At the press preview for Britain's prestigious and ever controversial Turner Prize, a photographer began taking pictures of his knapsack on the floor. Pretty soon a crowd of shooters had joined him. Was it or was it not part of the installation "Different Sky" by Goshka Macuga, one of the four finalists for the £25,000 award? Some confusion is understandable. Macuga uses the Tate Britain's own archives to make collages of photos by the famous British surrealist Paul Nash with drawings by his less famous mistress, Eileen Agar. She also incorporates "sculptures" by Mies van der Rohe and his onetime lover that look like gallery barriers and display props. "It's about these romances being reimagined, intertwined histories," says Sophie O'Brien, one of the curators. As for the backpack the photographers were shooting? "They were only joking. There is nothing on the floor here."

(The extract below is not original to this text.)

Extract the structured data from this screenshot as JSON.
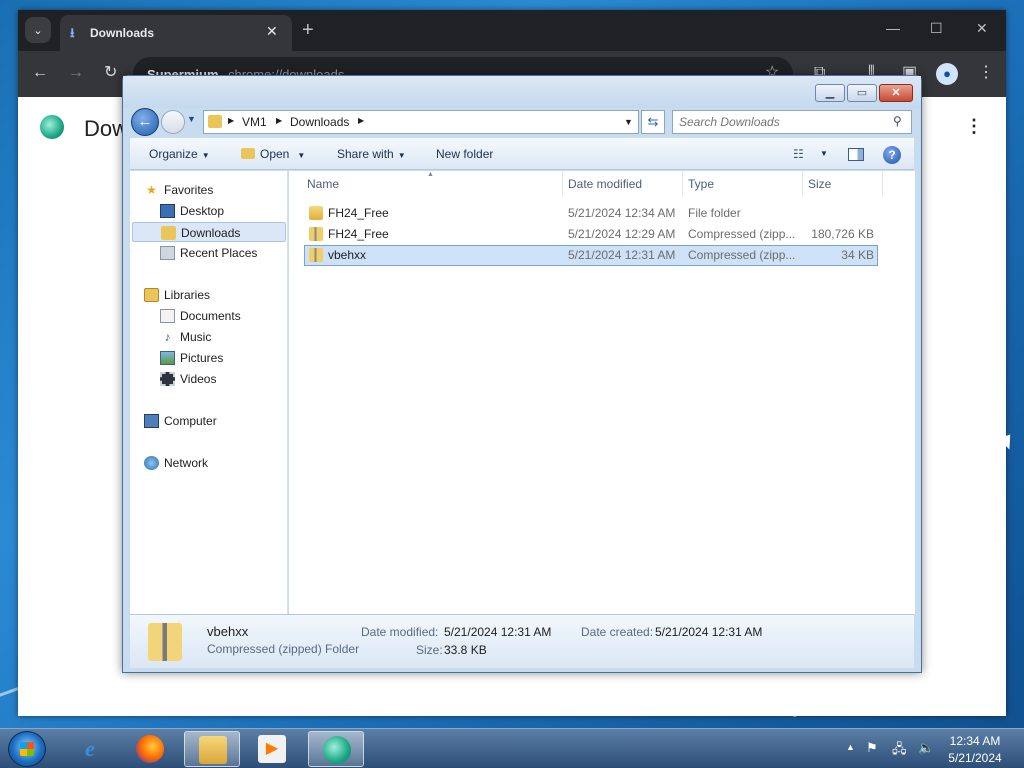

The joke is on everyone at the perennial examination of contemporary British art at the Tate Britain. Outside the museum last week, a group of figurative artists—whose work never features on the Turner shortlist—held their annual protest, wearing black top hats and holding posters bearing such slogans as THE TURNER PRIZE IS CRAP. Their handouts, as well as videos of their protests, go straight into the Tate's archives, and its officials have thanked them for helping stir up publicity. "In a sense, that is the whole point of the prize: to encourage public debate," says Tate Britain director Stephen Deuchar, who chairs the Turner jury. (The winner will be announced Dec. 1.) "The prize is not there to award the most competent artist at work today, but to draw attention to what the jury considers new developments." Draw attention it does; most of the copious publicity is overwhelmingly negative, in the end-of-civilization-as-we-know-it vein. But former Turner winners like Tracey Emin and Damien Hirst, who debuted their unmade beds and pickled dead things there, have been laughing all the way to the bank.
Not that the Turner doesn't take itself seriously. Finalist Runa Islam, a native of Bangladesh, offers a film of rickshaw drivers sleeping as they await fares and another, slightly more exciting, of a woman slowly tipping china off a table, which we get to see shatter in slo-mo. Though there weren't any actual feces among the displays this year, Cathy Wilkes's installation, "I Give You All My Money," does include a naked mannequin sitting on a toilet (with a horseshoe hanging from her chin) next to a couple of supermarket checkout counters, all of it, in the words of the program notes, "composed using an eloquent and complex visual vocabulary." The work also includes a lot of trash on the floor, which is, says O'Brien, " precisely placed." (An ecominded child had to be restrained from helpfully trying to pick some of it up.)
Perhaps the most striking aspect of the entries is the degree to which the artists depend on more traditional artists, recycling their works in ways meant to be profound, but which many viewers just find pretentious. Thus Mark Leckey's "Cinema-in-the-Round 2006" features a film of the artist giving an illustrated lecture about his fascination with Felix the Cat, Homer Simpson, Garfield and other touchpoints of popular culture, including the Jeff Koons sculpture Leckey has in his own flat. He even throws in the film "Titanic," which prompts one of his more accessible exclamations: "Going from absolute horizontality to total verticality!" With unflinching honesty, the camera pans to show both artist and his audience—the latter sparse and unspeakably bored.
The Turner Prize is named after the great 19th-century British painter J.M.W. Turner, whose expressive seascapes gave way in later life to impressionistic, even abstract work. Still, nothing he ever did would today be considered innovative enough for a Turner Prize. "I do think Turner would be horrified," says Charles Thomson, one of the protesting painters outside. "To think that such a man's legacy should be given over to tins of excrement just beggars belief." Deuchar, the Tate Britain director, begs to differ. "Turner was highly experimental, especially in his last decade," he says. "They thought Turner had gone mad. He was ridiculed by the critics. New art is always controversial." And, sometimes, it is also ridiculous.